South Korean media report North Korea's top diplomat says his country may test a hydrogen bomb in the Pacific Ocean to fulfill leader Kim Jong Un's vow to take the "highest-level" action against the United States.
Chinese seismologists said it was a "suspected explosion" but South Korea says that it could be a natural quake not caused by a nuclear test.
The size of Saturday's tremor is smaller than the earthquakes registered as a result of all of North Korea's six nuclear tests.
The site, run by the U.S. -Korea Institute at Johns Hopkins University's School of Advanced International Studies, added the bomb's 250-kiloton yield was close to what it previously determined was the maximum that could be contained by the test site.

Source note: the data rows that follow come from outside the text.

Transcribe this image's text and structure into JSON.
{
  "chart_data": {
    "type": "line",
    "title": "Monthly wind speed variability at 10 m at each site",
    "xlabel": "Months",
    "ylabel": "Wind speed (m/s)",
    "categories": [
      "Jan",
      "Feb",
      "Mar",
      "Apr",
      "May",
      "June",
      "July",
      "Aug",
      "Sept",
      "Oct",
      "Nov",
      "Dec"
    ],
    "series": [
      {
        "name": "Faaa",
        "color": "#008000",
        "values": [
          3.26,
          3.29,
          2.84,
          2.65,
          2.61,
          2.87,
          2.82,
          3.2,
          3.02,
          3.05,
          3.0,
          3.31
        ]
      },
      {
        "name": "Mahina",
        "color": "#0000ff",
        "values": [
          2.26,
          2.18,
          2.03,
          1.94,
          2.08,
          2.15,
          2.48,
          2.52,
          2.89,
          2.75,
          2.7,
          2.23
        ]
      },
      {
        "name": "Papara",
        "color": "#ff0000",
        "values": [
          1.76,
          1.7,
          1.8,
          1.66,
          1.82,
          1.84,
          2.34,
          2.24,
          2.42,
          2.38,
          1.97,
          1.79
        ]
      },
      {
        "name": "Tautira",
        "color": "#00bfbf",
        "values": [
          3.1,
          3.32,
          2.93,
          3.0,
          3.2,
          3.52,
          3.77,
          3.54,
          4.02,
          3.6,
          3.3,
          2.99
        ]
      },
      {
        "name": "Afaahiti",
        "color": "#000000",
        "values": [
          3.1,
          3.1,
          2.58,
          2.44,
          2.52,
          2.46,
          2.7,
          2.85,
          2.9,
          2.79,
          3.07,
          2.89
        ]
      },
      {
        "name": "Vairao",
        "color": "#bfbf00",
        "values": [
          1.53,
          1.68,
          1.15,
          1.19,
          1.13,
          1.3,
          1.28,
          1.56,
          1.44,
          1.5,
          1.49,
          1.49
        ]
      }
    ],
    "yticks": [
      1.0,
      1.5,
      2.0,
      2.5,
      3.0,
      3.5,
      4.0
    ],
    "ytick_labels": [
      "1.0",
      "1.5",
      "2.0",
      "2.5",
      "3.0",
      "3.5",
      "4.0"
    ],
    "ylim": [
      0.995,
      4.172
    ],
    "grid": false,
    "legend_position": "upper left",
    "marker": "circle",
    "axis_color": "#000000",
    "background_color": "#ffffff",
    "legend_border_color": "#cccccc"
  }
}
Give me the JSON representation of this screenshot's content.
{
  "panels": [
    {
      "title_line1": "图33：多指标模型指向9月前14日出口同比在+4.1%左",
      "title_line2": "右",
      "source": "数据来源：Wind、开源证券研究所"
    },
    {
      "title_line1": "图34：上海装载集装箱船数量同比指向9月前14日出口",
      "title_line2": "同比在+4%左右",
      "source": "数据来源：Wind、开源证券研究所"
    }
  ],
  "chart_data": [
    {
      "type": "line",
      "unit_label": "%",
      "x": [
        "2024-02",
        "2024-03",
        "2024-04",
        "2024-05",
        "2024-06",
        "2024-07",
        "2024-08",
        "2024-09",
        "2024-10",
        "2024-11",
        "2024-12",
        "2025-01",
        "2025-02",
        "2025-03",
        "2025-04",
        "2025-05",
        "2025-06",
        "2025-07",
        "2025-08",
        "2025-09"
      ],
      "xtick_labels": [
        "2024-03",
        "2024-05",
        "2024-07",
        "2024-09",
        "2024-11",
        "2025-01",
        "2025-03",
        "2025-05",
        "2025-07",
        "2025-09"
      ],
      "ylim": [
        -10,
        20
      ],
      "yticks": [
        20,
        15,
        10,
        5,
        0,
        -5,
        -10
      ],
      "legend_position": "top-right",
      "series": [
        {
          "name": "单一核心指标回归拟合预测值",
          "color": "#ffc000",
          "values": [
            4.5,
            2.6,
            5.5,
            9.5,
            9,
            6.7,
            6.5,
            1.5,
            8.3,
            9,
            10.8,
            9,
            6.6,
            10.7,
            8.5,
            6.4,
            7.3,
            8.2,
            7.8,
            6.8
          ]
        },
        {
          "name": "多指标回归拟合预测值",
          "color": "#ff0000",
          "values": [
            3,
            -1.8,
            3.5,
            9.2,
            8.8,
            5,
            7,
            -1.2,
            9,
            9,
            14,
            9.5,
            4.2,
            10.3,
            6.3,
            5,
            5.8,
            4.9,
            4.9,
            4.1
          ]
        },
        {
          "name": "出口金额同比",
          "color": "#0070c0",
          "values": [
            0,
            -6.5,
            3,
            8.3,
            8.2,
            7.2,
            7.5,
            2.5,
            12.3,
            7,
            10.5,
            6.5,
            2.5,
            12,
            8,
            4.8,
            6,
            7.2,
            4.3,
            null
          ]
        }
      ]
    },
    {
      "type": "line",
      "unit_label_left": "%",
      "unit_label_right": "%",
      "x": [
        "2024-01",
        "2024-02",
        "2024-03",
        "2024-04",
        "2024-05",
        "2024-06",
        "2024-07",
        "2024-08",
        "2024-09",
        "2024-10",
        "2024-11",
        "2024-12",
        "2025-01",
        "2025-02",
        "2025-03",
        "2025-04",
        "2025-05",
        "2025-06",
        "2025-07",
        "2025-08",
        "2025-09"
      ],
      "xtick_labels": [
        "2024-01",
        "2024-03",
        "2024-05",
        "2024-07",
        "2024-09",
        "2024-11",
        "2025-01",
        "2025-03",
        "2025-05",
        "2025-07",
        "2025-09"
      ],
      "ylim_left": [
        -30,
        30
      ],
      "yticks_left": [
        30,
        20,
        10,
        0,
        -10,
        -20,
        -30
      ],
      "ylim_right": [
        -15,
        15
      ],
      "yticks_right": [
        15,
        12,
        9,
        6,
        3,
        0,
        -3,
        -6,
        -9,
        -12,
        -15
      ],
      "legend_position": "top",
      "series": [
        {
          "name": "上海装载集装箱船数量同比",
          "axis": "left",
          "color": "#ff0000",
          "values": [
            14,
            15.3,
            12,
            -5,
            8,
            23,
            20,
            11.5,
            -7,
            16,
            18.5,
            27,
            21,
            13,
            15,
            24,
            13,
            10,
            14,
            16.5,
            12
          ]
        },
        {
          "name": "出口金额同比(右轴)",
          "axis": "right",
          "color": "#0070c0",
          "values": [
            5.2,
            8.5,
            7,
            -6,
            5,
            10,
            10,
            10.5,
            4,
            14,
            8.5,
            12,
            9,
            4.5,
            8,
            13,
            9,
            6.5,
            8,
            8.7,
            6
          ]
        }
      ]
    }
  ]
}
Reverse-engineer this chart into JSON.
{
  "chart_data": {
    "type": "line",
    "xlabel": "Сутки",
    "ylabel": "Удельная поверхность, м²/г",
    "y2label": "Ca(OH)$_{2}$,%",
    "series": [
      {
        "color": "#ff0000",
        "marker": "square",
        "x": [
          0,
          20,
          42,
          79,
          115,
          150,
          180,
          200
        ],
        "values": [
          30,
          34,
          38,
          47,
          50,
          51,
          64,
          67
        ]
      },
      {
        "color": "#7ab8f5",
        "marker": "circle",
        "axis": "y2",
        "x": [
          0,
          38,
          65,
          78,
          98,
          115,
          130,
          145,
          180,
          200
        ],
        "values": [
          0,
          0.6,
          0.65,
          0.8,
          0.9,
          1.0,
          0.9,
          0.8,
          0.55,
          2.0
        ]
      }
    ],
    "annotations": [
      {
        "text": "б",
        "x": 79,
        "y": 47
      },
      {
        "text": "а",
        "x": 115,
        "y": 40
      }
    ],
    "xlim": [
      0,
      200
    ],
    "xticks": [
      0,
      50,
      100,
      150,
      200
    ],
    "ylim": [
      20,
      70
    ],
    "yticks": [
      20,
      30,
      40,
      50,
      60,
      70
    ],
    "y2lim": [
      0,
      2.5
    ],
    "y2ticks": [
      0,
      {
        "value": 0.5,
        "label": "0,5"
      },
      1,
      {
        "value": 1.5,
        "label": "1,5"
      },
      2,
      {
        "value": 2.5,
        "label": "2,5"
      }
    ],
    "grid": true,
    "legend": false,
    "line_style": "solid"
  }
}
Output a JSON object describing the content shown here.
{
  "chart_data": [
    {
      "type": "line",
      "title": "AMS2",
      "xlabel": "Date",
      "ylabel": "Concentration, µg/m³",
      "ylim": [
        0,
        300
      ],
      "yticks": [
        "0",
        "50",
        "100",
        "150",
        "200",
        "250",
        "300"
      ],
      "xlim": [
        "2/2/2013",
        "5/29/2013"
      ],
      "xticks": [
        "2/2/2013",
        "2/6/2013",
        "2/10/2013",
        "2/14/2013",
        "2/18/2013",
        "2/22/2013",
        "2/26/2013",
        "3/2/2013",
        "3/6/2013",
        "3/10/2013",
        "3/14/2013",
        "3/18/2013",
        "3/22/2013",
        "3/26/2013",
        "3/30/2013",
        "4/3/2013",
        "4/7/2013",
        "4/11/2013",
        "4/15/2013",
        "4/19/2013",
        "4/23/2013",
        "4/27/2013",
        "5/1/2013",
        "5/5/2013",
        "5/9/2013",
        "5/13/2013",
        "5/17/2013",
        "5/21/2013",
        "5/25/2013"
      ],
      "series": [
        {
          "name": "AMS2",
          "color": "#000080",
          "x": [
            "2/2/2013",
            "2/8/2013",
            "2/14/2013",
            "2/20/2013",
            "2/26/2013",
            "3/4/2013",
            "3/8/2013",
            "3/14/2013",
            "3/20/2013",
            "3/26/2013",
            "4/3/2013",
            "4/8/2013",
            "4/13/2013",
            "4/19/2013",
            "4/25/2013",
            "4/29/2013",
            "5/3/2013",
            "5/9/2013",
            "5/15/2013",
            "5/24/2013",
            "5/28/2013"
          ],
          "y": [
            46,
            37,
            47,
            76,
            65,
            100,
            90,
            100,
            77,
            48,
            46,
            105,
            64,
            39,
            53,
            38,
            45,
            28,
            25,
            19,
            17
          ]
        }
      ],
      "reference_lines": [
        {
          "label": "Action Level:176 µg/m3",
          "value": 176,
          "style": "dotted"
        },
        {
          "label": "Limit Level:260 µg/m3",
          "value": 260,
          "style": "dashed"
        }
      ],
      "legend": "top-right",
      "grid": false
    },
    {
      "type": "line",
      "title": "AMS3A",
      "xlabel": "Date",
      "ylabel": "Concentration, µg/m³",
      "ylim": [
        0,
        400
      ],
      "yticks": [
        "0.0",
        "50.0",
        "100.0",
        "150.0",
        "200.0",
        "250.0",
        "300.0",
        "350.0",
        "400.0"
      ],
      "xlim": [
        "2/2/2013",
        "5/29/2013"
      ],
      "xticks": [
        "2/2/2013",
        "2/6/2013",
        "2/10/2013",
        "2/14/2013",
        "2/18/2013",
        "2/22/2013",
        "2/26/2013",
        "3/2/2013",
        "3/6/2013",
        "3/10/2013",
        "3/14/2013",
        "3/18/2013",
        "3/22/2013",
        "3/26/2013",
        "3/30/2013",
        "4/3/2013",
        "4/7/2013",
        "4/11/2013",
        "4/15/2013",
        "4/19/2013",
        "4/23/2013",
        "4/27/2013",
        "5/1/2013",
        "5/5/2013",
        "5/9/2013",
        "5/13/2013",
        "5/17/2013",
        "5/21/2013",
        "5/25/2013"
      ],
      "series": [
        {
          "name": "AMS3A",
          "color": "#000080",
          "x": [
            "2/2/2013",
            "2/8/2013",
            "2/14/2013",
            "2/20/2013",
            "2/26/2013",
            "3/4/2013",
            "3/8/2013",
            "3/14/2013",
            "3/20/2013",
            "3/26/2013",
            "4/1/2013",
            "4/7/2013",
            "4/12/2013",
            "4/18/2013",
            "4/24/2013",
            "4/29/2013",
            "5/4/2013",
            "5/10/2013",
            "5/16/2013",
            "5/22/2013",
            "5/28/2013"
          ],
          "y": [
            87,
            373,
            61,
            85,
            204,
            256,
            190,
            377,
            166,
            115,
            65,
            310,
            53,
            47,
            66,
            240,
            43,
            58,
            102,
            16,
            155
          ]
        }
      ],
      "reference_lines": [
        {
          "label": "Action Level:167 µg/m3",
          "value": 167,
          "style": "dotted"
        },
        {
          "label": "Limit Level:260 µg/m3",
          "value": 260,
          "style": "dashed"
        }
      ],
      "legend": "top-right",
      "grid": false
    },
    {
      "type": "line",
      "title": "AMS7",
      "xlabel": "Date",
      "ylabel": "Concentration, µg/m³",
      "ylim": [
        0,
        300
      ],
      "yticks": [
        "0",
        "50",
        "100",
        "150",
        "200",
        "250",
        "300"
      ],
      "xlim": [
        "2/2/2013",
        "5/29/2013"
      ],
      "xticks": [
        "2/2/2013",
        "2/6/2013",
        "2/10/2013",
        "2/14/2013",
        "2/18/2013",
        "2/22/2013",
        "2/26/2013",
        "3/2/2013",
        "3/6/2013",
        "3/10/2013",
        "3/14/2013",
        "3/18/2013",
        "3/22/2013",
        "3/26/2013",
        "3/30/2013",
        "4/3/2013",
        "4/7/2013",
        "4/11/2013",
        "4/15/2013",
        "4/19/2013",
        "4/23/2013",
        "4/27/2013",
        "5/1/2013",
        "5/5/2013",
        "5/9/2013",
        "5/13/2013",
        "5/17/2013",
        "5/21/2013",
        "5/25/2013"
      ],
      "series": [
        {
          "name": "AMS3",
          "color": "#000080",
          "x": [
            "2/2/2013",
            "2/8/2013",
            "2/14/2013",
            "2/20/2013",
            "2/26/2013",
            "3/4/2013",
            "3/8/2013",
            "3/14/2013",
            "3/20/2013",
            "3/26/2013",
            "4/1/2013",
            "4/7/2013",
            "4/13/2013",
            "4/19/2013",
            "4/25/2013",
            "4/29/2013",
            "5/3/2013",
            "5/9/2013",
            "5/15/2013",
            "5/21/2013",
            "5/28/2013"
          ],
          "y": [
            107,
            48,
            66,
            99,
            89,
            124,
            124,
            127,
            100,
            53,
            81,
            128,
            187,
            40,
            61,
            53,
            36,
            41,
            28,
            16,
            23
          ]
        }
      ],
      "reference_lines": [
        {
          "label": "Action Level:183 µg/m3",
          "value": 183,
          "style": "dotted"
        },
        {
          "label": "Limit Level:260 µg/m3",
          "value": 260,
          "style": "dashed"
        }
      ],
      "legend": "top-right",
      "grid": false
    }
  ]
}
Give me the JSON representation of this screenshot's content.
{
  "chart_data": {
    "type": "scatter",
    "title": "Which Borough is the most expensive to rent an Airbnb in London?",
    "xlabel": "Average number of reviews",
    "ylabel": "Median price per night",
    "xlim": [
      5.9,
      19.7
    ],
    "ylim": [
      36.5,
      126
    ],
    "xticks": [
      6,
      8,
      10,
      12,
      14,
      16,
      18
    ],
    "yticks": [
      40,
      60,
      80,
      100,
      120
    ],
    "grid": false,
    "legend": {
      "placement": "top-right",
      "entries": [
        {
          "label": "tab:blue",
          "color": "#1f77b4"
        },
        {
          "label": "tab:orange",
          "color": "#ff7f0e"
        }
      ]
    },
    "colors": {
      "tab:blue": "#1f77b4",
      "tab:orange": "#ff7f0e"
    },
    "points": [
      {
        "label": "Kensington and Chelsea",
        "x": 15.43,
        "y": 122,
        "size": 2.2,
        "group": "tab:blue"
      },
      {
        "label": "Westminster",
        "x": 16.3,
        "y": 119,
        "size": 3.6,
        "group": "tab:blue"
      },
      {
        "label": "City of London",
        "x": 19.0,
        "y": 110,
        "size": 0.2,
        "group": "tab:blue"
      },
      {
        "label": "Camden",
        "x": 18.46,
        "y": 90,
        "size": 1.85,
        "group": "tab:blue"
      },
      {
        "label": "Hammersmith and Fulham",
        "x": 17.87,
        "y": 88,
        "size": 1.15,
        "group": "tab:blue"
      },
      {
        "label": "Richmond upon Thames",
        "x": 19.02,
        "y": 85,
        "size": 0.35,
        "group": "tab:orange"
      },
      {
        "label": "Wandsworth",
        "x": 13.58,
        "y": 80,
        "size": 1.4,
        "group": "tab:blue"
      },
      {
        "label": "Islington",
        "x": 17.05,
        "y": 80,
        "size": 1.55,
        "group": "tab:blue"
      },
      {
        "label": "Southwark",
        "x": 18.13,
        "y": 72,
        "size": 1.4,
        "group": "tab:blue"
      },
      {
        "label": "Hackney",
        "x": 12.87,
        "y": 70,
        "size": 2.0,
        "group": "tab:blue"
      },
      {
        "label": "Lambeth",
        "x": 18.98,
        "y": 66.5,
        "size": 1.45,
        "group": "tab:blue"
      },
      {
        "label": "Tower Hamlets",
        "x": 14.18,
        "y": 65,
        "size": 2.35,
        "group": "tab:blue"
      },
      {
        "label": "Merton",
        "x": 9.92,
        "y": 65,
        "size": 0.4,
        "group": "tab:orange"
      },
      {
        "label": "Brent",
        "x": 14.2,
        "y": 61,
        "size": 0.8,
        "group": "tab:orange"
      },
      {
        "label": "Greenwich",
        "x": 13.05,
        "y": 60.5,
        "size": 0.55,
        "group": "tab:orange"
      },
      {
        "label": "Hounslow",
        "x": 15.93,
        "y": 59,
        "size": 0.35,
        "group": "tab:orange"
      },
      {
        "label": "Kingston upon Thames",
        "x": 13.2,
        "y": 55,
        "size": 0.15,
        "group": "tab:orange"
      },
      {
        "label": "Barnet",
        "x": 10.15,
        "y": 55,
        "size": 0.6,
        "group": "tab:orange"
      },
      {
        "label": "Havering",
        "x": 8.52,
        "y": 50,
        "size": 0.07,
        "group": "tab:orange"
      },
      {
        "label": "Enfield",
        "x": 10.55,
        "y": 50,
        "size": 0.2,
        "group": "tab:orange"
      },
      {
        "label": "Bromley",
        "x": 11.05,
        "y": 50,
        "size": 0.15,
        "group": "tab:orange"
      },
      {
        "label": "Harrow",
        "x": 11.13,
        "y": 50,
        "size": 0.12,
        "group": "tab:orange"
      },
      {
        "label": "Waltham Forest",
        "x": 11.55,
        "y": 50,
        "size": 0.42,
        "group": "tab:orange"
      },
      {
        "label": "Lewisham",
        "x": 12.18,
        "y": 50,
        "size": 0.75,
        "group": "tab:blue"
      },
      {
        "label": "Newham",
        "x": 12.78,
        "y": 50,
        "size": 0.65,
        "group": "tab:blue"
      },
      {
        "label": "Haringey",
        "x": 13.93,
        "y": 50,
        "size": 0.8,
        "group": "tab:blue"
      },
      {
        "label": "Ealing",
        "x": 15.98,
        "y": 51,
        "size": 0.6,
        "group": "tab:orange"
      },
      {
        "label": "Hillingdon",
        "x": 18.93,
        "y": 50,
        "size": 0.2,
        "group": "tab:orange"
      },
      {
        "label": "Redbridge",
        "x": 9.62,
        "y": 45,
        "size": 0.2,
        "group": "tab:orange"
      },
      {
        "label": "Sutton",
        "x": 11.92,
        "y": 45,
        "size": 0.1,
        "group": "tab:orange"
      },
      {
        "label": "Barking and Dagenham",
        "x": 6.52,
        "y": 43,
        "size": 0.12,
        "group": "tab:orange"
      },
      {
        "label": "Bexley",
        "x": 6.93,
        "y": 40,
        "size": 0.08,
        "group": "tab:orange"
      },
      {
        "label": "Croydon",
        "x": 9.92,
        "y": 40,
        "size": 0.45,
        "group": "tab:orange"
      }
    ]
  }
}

The administration said in a statement on its website that the quake, which occurred around 0830 GMT, was recorded a depth of zero kilometres.
The United Nations Security Council, including permanent member Beijing, approved tough sanctions against Pyongyang last week in response to its sixth and most powerful nuclear test.
Exports of refined petroleum to the North will be limited to 2 million barrels per year and sales of liquefied natural gas banned completely effective 1 January, China's commerce ministry said.
While the cause remains unknown, alternative explanations suggested by North Korea analysts include tunnel collapses at the testing site.
- President Donald Trump ordered new sanctions on Thursday that open the door wider to blacklisting people and entities doing business with North Korea, further tightening the screws on Pyongyang's nuclear and missile programs.
"The new sanctions set a cap on crude and refined oil exports to North Korea at 8.5 million barrels per year, which represents a 30 percent reduction, according to USA officials". Its leaders say nuclear capabilities are its only deterrent against an outside world seeking to destroy it.
European Union ambassadors have reached an initial agreement to impose more economic sanctions on North Korea, going beyond the latest round of United Nations measures, officials and diplomats said on Thursday.